Zur Ausführung des Skripts benötigt man eine Bash-Konsole. Eine solche gibt es natürlich in jedem Linux-System; seit neuestem aber auch nach entsprechender Aktivierung unter Windows 10.

Speichere die ovpn-split.sh Datei im gleichen Verzeichnis wie die heruntergeladene Zertifikatsdatei. Danach führe den folgenden Befehl aus:

./ovpn-split.sh ./zertifikat.ovpn

Das Skript tut also nichts anderes, als die drei in der OVPN-Datei enthaltenen Zertifikate heraus zu lösen. Die Zertifikatsinfos müssen dann noch aus der ursprünglichen OVPN-Datei entfernt und als vpn.cnf abgespeichert werden. Am Ende sollte die Konfigurationsdatei so aussehen:

client
nobind
proto tcp
remote URL 1194
dev tun
comp-lzo
verb 3
resolv-retry infinite
persist-key
persist-tun
ca /config/openvpn/keys/ca.crt
cert /config/openvpn/keys/client.crt
key /config/openvpn/keys/client.key

Wichtig: “URL” in Zeile 4 der vpn.cnf muss natürlich durch die öffentliche IP, die DynDNS-Adresse oder die URL des VPN-Servers ersetzt werden – jenachdem was relevant. (Wichtig: Die IP des VPN-Servers und der Telefonanlage ist bei Fellow unterschiedlich, da die Askozia in einer separaten Virtuellen Maschine läuft.) Gleiches gilt für den hier verwendenten Standard Port von VPN (1194) oder andere Konfigurationselemente, wenn diese von der Konfiguration des OpenVPN-Servers von Fellow abweichen.

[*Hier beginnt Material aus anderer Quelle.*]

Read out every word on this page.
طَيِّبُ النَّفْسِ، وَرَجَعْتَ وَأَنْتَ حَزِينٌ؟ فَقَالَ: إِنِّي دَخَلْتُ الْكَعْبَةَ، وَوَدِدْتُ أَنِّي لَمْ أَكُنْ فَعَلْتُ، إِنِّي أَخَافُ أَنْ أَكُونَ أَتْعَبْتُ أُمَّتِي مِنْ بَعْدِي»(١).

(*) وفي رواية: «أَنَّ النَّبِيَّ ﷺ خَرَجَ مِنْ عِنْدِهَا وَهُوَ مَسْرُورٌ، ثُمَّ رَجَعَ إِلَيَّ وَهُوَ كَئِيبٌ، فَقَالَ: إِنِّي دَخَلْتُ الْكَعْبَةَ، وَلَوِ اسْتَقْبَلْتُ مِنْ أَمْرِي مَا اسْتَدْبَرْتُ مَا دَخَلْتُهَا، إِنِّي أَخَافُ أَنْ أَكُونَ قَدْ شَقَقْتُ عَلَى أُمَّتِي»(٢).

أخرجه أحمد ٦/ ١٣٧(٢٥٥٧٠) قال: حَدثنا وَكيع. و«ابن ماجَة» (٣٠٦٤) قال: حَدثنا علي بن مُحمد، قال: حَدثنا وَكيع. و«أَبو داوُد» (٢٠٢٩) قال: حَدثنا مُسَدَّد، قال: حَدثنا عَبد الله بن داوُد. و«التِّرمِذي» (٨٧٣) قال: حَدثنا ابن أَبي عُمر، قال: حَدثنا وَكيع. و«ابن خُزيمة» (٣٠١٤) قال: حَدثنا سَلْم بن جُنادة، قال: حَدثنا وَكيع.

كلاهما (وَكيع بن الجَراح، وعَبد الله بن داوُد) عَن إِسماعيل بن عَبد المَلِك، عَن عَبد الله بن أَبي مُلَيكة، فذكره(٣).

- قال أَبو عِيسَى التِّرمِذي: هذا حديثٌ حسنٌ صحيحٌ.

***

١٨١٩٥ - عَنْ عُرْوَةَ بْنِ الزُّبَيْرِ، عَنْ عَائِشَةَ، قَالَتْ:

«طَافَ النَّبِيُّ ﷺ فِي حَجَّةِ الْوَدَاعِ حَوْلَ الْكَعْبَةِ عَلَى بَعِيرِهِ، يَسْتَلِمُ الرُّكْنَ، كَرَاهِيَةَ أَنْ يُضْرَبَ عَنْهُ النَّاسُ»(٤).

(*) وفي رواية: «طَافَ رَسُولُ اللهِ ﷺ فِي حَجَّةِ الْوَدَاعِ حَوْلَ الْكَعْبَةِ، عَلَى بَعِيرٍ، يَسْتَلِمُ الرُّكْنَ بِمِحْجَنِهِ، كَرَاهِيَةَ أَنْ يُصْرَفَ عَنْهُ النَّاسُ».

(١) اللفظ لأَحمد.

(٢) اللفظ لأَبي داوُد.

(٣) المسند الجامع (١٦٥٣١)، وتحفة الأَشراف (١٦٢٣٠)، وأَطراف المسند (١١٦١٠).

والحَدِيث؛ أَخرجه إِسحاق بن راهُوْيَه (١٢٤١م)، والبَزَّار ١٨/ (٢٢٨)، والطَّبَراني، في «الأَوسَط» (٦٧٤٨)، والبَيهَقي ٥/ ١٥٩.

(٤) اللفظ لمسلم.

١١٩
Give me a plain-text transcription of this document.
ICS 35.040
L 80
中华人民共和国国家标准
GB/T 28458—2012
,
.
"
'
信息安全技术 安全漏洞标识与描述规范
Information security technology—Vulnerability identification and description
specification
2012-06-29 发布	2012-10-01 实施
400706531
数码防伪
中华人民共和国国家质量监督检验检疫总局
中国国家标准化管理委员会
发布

Wenn der VPN-Server auf Fellow mit Zwei-Faktorauthentifizierung konfiguriert ist und die Verbindung einen Benutzernamen und ein Passwort erwartet, dann muss in der vpn.cnf noch folgende Zeile ergänzt werden:

auth-user-pass /config/openvpn/keys/auth.txt

In einer separaten auth.txt sind dann Benutzername und Passwort anzugeben. Dies ist notwendig, da die Yealink Telefone keinen Prompt zur Eingabe des zweiten Authentifizierungsfaktors unterstützen.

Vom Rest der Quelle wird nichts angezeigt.